Pain is one of the most common and distressing symptoms suffered by patients with progression of cancer; however, the mechanisms responsible for hyperalgesia are not well understood. Since the midbrain periaqueductal gray (PAG) is an important component of the descending inhibitory pathway controlling on central pain transmission, in this study we examined the role for pro-inflammatory cytokines (PICs) of the PAG in regulating mechanical and thermal hyperalgesia evoked by bone cancer via PI3K-mTOR signals. Breast sarcocarcinoma Walker 256 cells were implanted into the tibia bone cavity of rats to induce mechanical and thermal hyperalgesia. Western blot analysis and ELISA were used to examine PI3K/Akt/mTOR and PIC receptors and the levels of IL-1β, IL-6 and TNF-α. Protein expression levels of p-PI3K/p-Akt/p-mTOR were amplified in the PAG of bone cancer rats; and blocking PI3K-mTOR pathways in the PAG attenuated hyperalgesia responses.

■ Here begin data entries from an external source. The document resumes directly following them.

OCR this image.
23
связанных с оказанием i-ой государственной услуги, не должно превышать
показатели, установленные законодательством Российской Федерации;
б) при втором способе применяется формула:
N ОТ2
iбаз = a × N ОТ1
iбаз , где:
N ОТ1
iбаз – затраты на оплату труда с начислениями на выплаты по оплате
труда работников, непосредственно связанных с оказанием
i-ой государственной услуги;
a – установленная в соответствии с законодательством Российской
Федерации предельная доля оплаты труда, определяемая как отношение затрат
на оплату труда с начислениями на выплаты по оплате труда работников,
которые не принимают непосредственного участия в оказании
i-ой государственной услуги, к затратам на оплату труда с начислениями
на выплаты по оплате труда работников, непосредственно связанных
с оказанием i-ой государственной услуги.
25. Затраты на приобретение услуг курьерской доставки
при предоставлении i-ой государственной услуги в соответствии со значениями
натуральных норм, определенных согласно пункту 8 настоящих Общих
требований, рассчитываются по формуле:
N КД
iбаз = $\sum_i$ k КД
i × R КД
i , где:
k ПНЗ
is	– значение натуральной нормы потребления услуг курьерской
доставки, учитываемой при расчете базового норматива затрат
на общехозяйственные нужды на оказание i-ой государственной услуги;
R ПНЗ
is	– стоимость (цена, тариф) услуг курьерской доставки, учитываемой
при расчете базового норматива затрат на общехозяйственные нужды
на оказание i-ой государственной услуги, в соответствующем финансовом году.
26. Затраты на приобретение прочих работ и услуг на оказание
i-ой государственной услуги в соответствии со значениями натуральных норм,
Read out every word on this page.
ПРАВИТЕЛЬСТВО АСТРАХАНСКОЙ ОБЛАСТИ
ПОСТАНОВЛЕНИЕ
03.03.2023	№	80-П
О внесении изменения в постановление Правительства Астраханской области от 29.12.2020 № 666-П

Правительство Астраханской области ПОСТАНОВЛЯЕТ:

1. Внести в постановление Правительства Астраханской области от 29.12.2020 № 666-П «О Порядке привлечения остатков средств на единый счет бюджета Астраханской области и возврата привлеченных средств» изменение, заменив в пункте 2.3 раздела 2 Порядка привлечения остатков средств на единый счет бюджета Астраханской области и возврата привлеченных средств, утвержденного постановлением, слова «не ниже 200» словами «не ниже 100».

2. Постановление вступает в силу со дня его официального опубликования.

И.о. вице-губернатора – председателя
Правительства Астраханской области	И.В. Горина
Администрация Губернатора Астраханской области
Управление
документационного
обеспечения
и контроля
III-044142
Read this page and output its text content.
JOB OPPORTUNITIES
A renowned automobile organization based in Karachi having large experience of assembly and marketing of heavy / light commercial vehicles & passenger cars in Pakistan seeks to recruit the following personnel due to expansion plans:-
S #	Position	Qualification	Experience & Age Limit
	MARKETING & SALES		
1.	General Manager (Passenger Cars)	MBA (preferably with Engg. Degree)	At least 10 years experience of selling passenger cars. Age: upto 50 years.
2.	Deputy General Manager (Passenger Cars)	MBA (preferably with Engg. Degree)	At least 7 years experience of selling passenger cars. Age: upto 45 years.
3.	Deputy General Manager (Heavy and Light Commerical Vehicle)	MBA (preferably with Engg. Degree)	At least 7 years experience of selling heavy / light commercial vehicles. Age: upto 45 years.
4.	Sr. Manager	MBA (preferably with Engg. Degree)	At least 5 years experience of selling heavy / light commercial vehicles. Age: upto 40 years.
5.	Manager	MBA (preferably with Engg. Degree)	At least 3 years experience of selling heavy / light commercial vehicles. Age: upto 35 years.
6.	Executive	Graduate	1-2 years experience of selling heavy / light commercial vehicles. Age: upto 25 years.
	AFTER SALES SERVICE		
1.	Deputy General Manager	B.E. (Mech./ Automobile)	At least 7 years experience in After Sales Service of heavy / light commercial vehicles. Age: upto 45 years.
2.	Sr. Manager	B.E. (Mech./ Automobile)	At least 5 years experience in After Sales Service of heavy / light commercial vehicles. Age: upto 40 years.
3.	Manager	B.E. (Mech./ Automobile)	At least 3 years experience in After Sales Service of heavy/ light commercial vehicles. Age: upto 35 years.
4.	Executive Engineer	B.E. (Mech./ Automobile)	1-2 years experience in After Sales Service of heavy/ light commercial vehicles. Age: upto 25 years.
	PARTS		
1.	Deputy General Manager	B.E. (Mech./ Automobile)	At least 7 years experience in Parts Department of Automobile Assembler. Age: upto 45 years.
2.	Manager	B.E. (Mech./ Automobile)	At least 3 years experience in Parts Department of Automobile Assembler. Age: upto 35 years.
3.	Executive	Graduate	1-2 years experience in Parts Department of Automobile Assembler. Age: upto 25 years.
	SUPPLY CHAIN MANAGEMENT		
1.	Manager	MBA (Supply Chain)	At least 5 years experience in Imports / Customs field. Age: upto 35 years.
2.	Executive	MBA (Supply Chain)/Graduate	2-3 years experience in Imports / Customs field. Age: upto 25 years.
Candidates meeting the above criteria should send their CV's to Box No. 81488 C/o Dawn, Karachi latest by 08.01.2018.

In addition, IL-1β, IL-6 and TNF-α were elevated in the PAG of bone cancer rats and expression of their respective receptors (namely, IL-1R, IL-6R and TNFR subtype TNFR1) was upregulated. Inhibition of IL-1R, IL-6R and TNFR1 alleviated mechanical and thermal hyperalgesia in bone cancer rats, accompanied with downregulated PI3K-mTOR. Our data suggest that upregulation of PIC signal in the PAG of cancer rats amplifies PI3K-mTOR signal in this brain region and alters the descending pathways in regulating pain transmission; and this thereby contributes to the development of bone cancer-induced pain.